Sales volumes at Barry Callebaut have increased by 19.5%, following the acquisition of the Cocoa Ingredients Division of Singapore-based Petra Foods last summer.

Discounting the acquisition, sales rose 4.6% for the three months to 30 November 2013, to 406,163 tonnes. Including the acquisition, volumes rose from 388,160 tonnes to 463,996 tonnes.

Sales revenue increased by 5.5%, excluding the acquisition, to CHF1.3bn (£890m), and 21.4% including it, to CHF1.5bn (£1.01bn).

In addition to the purchase, the firm put the main growth drivers down to the gourmet sector and its success in emerging markets.

Within its European business, volumes increased by 1.5% to 204,075 tonnes.

Barry Callebaut said that cocoa terminal market prices continued to increase during the three-month period, reaching a two-year high on 20 November 2013 at £1,782.

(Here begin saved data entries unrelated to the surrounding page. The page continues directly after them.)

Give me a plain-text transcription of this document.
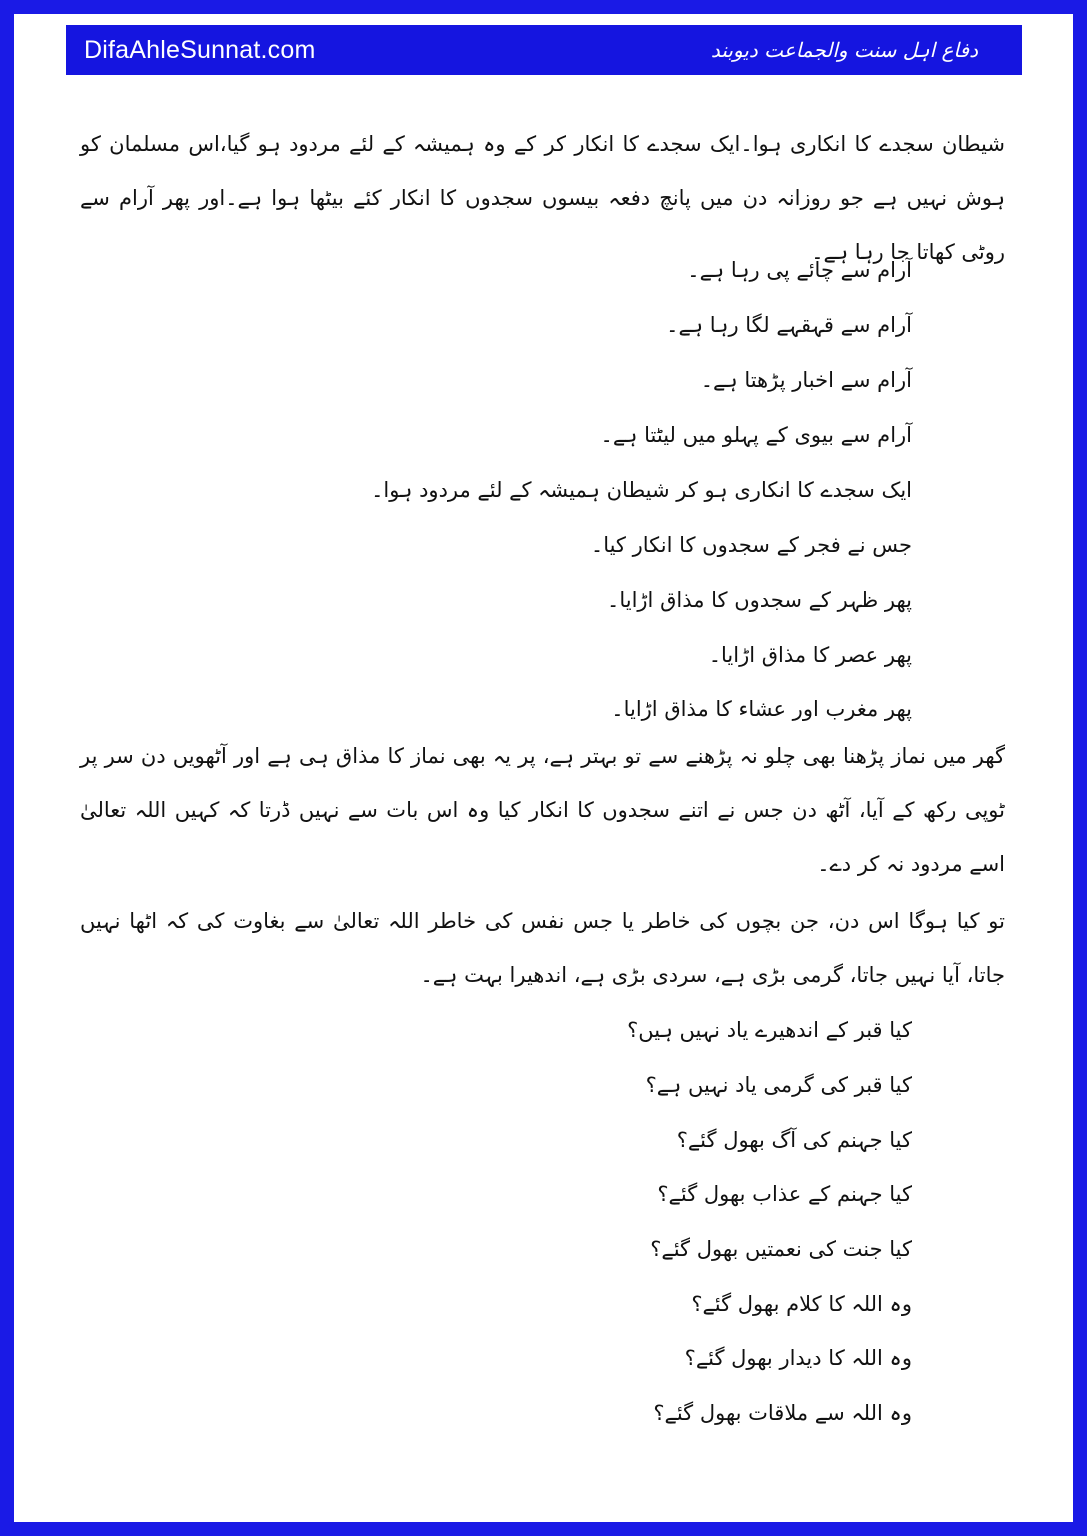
DifaAhleSunnat.com	دفاع اہل سنت والجماعت دیوبند

شیطان سجدے کا انکاری ہوا۔ایک سجدے کا انکار کر کے وہ ہمیشہ کے لئے مردود ہو گیا،اس مسلمان کو ہوش نہیں ہے جو روزانہ دن میں پانچ دفعہ بیسوں سجدوں کا انکار کئے بیٹھا ہوا ہے۔اور پھر آرام سے روٹی کھاتا جا رہا ہے۔

آرام سے چائے پی رہا ہے۔
آرام سے قہقہے لگا رہا ہے۔
آرام سے اخبار پڑھتا ہے۔
آرام سے بیوی کے پہلو میں لیٹتا ہے۔
ایک سجدے کا انکاری ہو کر شیطان ہمیشہ کے لئے مردود ہوا۔
جس نے فجر کے سجدوں کا انکار کیا۔
پھر ظہر کے سجدوں کا مذاق اڑایا۔
پھر عصر کا مذاق اڑایا۔
پھر مغرب اور عشاء کا مذاق اڑایا۔

گھر میں نماز پڑھنا بھی چلو نہ پڑھنے سے تو بہتر ہے، پر یہ بھی نماز کا مذاق ہی ہے اور آٹھویں دن سر پر ٹوپی رکھ کے آیا، آٹھ دن جس نے اتنے سجدوں کا انکار کیا وہ اس بات سے نہیں ڈرتا کہ کہیں اللہ تعالیٰ اسے مردود نہ کر دے۔

تو کیا ہوگا اس دن، جن بچوں کی خاطر یا جس نفس کی خاطر اللہ تعالیٰ سے بغاوت کی کہ اٹھا نہیں جاتا، آیا نہیں جاتا، گرمی بڑی ہے، سردی بڑی ہے، اندھیرا بہت ہے۔

کیا قبر کے اندھیرے یاد نہیں ہیں؟
کیا قبر کی گرمی یاد نہیں ہے؟
کیا جہنم کی آگ بھول گئے؟
کیا جہنم کے عذاب بھول گئے؟
کیا جنت کی نعمتیں بھول گئے؟
وہ اللہ کا کلام بھول گئے؟
وہ اللہ کا دیدار بھول گئے؟
وہ اللہ سے ملاقات بھول گئے؟
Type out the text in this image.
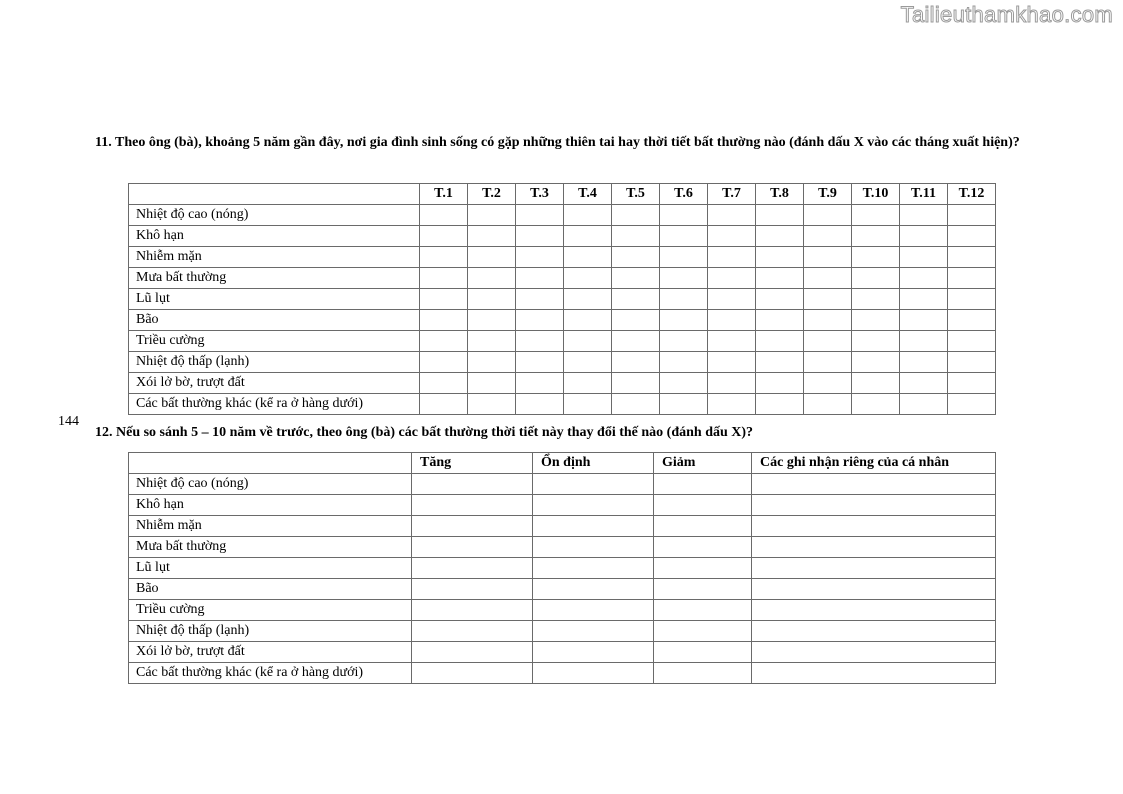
Tailieuthamkhao.com
11. Theo ông (bà), khoảng 5 năm gần đây, nơi gia đình sinh sống có gặp những thiên tai hay thời tiết bất thường nào (đánh dấu X vào các tháng xuất hiện)?
	T.1	T.2	T.3	T.4	T.5	T.6	T.7	T.8	T.9	T.10	T.11	T.12
Nhiệt độ cao (nóng)												
Khô hạn												
Nhiễm mặn												
Mưa bất thường												
Lũ lụt												
Bão												
Triều cường												
Nhiệt độ thấp (lạnh)												
Xói lở bờ, trượt đất												
Các bất thường khác (kể ra ở hàng dưới)												
144
12. Nếu so sánh 5 – 10 năm về trước, theo ông (bà) các bất thường thời tiết này thay đổi thế nào (đánh dấu X)?
	Tăng	Ổn định	Giảm	Các ghi nhận riêng của cá nhân
Nhiệt độ cao (nóng)				
Khô hạn				
Nhiễm mặn				
Mưa bất thường				
Lũ lụt				
Bão				
Triều cường				
Nhiệt độ thấp (lạnh)				
Xói lở bờ, trượt đất				
Các bất thường khác (kể ra ở hàng dưới)				
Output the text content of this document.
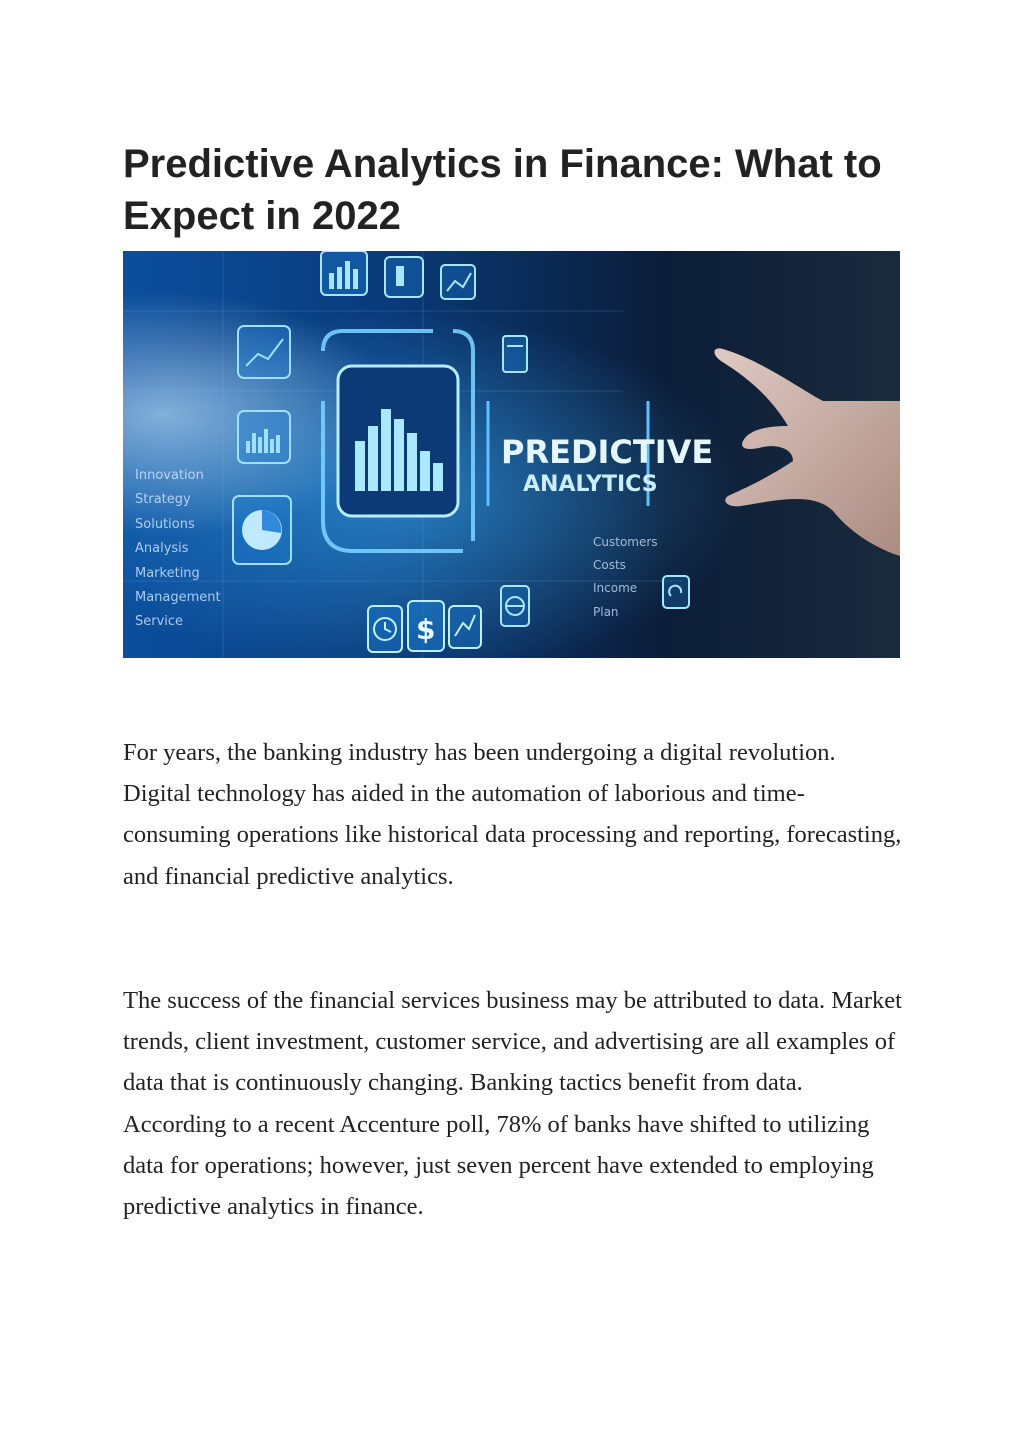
Predictive Analytics in Finance: What to Expect in 2022
Innovation
Strategy
Solutions
Analysis
Marketing
Management
Service
PREDICTIVE
ANALYTICS
Customers
Costs
Income
Plan
$

For years, the banking industry has been undergoing a digital revolution. Digital technology has aided in the automation of laborious and time-consuming operations like historical data processing and reporting, forecasting, and financial predictive analytics.

The success of the financial services business may be attributed to data. Market trends, client investment, customer service, and advertising are all examples of data that is continuously changing. Banking tactics benefit from data. According to a recent Accenture poll, 78% of banks have shifted to utilizing data for operations; however, just seven percent have extended to employing predictive analytics in finance.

“With strong arrivals from the two most important cocoa origins, Côte d’Ivoire and Ghana, market players gradually reduced their deficit expectations. This slowed the bullish momentum in cocoa prices, which closed at £1,745 per tonne at the end of November,” said Callebaut.

Juergen Steinemann, chief executive, Barry Callebaut, said: “We have had a solid start into the new fiscal year. Our three key growth drivers – geographic expansion, outsourcing & partnership agreements, and our gourmet business – have maintained their momentum, with emerging markets and gourmet delivering particularly strong growth.”

In July 2013, British Baker reported that Barry Callebaut had closed its acquisition of the cocoa division from Petra Foods, for around $860m (£563.5m).

The firm said it was an excellent strategic fit, which resonated with the core of its existing business, and supported its overall growth plans.